Я захожу в магазины, где в течение этих двенадцати лет отчетливо проведена огромная работа: персонал отучили облаивать клиентов. Это, видимо, стоит колоссальных усилий: продавщицы с напряженными лицами (мечтать об их улыбках тщетно!) отвечают односложно, адресуясь куда-то в пространство. Но, однако, уже не кричат на вас. Прогресс.
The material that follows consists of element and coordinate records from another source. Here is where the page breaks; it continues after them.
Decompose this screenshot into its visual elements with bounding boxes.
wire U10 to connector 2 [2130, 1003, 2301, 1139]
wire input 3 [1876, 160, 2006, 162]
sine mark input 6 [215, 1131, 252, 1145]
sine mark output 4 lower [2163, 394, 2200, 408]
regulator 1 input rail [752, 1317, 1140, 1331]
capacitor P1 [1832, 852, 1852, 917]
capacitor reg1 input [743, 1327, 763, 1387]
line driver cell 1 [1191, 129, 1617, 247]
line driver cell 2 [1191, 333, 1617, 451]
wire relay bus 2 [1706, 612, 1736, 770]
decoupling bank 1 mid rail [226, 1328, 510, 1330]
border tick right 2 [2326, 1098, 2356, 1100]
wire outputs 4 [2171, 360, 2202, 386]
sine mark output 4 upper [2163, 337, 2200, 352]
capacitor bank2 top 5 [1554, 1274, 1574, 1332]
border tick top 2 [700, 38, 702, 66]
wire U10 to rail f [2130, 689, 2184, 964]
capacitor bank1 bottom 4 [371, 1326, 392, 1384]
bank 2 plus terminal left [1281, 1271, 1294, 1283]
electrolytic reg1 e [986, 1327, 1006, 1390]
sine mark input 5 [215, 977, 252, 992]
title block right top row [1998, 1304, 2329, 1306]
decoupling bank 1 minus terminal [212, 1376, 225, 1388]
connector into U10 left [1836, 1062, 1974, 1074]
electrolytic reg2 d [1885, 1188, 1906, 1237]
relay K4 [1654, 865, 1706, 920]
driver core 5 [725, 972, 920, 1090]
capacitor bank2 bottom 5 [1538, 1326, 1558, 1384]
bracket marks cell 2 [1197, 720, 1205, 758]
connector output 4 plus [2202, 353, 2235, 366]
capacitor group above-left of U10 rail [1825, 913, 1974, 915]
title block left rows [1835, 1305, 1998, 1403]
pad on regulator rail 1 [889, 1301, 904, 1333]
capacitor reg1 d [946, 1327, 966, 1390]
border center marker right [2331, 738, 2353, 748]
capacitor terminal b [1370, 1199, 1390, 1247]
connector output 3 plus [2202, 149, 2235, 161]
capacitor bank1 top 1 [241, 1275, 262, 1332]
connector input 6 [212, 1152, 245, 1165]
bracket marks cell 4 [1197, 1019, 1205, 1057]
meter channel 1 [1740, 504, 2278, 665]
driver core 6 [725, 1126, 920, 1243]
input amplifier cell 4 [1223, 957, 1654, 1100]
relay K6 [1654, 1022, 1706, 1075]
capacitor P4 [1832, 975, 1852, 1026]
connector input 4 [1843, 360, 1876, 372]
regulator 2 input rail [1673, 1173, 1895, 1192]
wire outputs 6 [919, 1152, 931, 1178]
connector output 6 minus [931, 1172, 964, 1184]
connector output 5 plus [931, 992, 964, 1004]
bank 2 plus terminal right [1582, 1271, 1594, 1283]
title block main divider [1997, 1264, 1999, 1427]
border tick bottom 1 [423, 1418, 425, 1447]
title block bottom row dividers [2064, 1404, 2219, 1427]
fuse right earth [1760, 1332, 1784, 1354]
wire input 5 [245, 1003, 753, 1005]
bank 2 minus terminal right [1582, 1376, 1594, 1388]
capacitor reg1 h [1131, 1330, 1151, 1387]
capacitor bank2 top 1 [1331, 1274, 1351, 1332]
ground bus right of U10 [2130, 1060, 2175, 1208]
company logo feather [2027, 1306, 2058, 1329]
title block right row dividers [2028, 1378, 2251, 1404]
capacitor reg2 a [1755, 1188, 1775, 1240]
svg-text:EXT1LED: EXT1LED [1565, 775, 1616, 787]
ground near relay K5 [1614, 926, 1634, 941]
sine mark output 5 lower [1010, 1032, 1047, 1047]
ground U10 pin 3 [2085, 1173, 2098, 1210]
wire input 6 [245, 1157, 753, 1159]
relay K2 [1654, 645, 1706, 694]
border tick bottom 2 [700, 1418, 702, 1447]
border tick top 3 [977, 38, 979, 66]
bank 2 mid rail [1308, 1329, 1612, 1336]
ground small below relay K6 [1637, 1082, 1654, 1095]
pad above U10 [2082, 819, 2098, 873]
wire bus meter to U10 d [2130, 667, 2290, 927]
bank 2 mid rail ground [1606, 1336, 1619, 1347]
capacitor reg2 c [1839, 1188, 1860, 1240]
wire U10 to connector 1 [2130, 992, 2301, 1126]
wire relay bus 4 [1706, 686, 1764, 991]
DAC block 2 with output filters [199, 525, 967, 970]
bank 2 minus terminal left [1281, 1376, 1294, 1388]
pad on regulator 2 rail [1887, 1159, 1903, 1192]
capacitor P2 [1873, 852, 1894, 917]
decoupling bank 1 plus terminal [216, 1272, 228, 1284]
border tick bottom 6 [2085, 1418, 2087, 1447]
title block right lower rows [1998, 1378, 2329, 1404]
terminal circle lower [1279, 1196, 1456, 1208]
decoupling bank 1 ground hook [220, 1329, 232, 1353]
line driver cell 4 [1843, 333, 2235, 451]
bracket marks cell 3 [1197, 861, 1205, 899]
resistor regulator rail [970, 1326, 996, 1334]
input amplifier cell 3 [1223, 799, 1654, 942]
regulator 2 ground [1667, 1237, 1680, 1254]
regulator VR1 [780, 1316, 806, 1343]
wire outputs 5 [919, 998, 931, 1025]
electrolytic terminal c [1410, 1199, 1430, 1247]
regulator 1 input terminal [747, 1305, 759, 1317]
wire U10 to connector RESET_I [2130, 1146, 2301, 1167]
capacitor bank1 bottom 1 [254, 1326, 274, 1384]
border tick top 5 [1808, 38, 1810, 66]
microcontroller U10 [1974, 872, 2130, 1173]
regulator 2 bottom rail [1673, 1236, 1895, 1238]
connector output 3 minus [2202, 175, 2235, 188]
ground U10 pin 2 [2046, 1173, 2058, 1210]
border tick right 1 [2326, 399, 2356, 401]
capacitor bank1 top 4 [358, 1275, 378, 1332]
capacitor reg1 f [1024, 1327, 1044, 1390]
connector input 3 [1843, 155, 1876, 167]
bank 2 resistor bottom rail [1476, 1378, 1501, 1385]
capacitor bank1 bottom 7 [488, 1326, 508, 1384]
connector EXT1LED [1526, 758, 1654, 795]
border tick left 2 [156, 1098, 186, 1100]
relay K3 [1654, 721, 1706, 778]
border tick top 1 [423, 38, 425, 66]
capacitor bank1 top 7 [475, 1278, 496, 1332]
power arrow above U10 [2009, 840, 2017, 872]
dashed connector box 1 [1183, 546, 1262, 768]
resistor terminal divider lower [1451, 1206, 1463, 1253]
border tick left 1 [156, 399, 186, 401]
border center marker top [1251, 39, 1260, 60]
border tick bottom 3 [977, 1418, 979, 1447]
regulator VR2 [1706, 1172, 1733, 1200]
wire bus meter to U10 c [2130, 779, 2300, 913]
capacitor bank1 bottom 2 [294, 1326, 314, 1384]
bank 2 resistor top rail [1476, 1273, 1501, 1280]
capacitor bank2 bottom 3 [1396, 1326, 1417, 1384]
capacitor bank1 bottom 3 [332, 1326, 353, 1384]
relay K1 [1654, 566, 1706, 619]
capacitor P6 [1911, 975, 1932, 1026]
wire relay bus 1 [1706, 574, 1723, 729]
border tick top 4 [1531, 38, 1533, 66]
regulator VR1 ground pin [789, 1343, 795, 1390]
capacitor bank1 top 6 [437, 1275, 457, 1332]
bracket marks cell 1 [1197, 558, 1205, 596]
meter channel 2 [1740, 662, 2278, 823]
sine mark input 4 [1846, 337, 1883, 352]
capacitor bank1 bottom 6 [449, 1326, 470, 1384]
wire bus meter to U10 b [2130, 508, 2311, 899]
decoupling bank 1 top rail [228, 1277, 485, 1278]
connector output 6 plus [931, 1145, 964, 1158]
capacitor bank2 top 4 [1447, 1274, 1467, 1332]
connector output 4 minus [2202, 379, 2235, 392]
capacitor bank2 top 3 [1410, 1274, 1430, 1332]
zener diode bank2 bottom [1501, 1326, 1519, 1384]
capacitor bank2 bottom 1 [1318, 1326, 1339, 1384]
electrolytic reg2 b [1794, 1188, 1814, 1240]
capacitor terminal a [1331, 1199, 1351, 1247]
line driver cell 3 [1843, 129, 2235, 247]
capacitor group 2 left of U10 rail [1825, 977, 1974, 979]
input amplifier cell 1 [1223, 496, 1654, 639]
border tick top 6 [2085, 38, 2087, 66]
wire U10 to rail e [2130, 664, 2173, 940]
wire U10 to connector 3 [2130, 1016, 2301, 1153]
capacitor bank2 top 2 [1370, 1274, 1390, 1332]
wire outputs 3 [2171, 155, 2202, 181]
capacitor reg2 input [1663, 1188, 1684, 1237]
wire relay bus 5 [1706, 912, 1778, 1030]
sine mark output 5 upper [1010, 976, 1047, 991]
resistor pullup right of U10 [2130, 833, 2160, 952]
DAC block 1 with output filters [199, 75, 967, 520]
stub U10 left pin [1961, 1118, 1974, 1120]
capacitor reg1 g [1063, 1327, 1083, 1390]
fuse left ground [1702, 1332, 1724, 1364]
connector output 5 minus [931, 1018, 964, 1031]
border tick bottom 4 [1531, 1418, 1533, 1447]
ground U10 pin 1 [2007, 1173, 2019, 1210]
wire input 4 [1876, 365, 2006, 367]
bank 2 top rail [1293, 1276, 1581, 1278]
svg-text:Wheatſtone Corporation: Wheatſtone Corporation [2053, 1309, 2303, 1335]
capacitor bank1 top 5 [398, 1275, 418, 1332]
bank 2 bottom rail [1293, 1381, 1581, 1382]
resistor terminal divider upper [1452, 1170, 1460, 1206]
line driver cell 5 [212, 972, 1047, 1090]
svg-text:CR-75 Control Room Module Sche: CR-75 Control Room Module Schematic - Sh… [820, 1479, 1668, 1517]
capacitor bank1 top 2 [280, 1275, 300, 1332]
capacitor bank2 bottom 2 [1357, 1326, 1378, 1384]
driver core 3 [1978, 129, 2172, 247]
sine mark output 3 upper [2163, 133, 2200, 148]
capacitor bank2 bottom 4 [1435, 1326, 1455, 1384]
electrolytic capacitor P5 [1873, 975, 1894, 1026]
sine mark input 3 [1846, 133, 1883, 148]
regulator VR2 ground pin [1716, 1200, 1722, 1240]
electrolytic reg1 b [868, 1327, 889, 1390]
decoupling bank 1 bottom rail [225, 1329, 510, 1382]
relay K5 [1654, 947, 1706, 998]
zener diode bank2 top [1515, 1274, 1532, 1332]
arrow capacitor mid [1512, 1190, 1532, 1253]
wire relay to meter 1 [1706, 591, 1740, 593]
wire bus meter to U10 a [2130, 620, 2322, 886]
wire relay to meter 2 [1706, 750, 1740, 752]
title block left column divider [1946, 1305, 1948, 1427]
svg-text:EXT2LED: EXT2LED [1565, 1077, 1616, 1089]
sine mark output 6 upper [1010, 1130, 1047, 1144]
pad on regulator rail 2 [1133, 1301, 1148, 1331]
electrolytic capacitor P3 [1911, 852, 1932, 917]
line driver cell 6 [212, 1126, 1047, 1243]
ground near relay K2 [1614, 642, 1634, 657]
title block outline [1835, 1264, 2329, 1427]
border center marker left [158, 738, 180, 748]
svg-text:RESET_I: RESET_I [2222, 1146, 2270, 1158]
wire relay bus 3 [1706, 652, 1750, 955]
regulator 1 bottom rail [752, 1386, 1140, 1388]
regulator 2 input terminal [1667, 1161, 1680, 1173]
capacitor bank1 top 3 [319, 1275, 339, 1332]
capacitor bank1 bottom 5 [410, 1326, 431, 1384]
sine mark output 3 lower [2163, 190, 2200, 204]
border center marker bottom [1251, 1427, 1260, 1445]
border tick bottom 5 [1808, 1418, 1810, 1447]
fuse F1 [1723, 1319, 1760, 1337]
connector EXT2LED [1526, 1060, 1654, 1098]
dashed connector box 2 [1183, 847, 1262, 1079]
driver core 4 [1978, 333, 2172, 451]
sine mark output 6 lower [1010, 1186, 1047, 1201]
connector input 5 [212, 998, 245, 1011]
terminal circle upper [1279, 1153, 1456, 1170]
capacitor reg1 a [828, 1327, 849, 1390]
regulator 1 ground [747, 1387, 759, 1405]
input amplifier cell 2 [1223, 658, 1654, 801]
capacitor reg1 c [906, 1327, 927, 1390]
Я выхожу из вагонов метро на перроны, где некогда – словно издевательская формула эпохи – вас встречали огромные надписи: «ВЫХОДА НЕТ», и смысл этого утверждения постепенно проникал в меня по мере того, как эскалатор двигался вверх. Теперь то ли надписей меньше, то ли они сформулированы иначе, но в глаза бросаются только люди, любую минуту готовые посвятить чтению, а то, что они держат перед глазами заботливо обернутым в газету – это почти всегда «Дети Арбата» Рыбакова – не самая великая литература, но знак великих преображений, открытие того, что прежде было совершенно секретным.
Так, может, есть выход?
Через несколько часов я снова окажусь на Белорусском вокзале, цикл завершится, вновь найденный город выпустит меня и я стану повторять слова того, кто постиг душу столицы, как никто другой, Юрия Трифонова: «Москва окружает нас, как лес. Мы преодолели этот лес. Всё прочее не имеет значения».
Впрочем, я еще в Сокольниках. Здесь есть – недалеко от моего дома – маленькая церквушка Воскресения Господня, церквушка молоденькая, построенная всего перед первой войной, действующая, покрашенная в веселые зелено-голубые тона. Внутри нее – постоянное движение, по православному обычаю люди покупают тонкие свечки по пятнадцать копеек и зажигают перед выбранной иконой с заранее определенной целью, размашисто крестятся, минутку молятся, снова осеняют себя крестом и выходят.
Я заглядывал сюда неоднократно, а теперь, на прощание, иду со стороны дома улицей, которая каким-то чудом сохранила название, видимо, очень старое – Богородское шоссе. Это асфальтированный кусочек старых Сокольников, района с характерной плебейскокабацкой наружностью, которую теперь в значительной мере нивелировала стандартная застройка. Но есть еще большой Сокольнический парк, и дорога идет вдоль его ограды, поднимаясь на бугор. Этот горб создает впечатление, что путь долог, перспектива глубока, а то, что передо мной, кажется отдаленнее.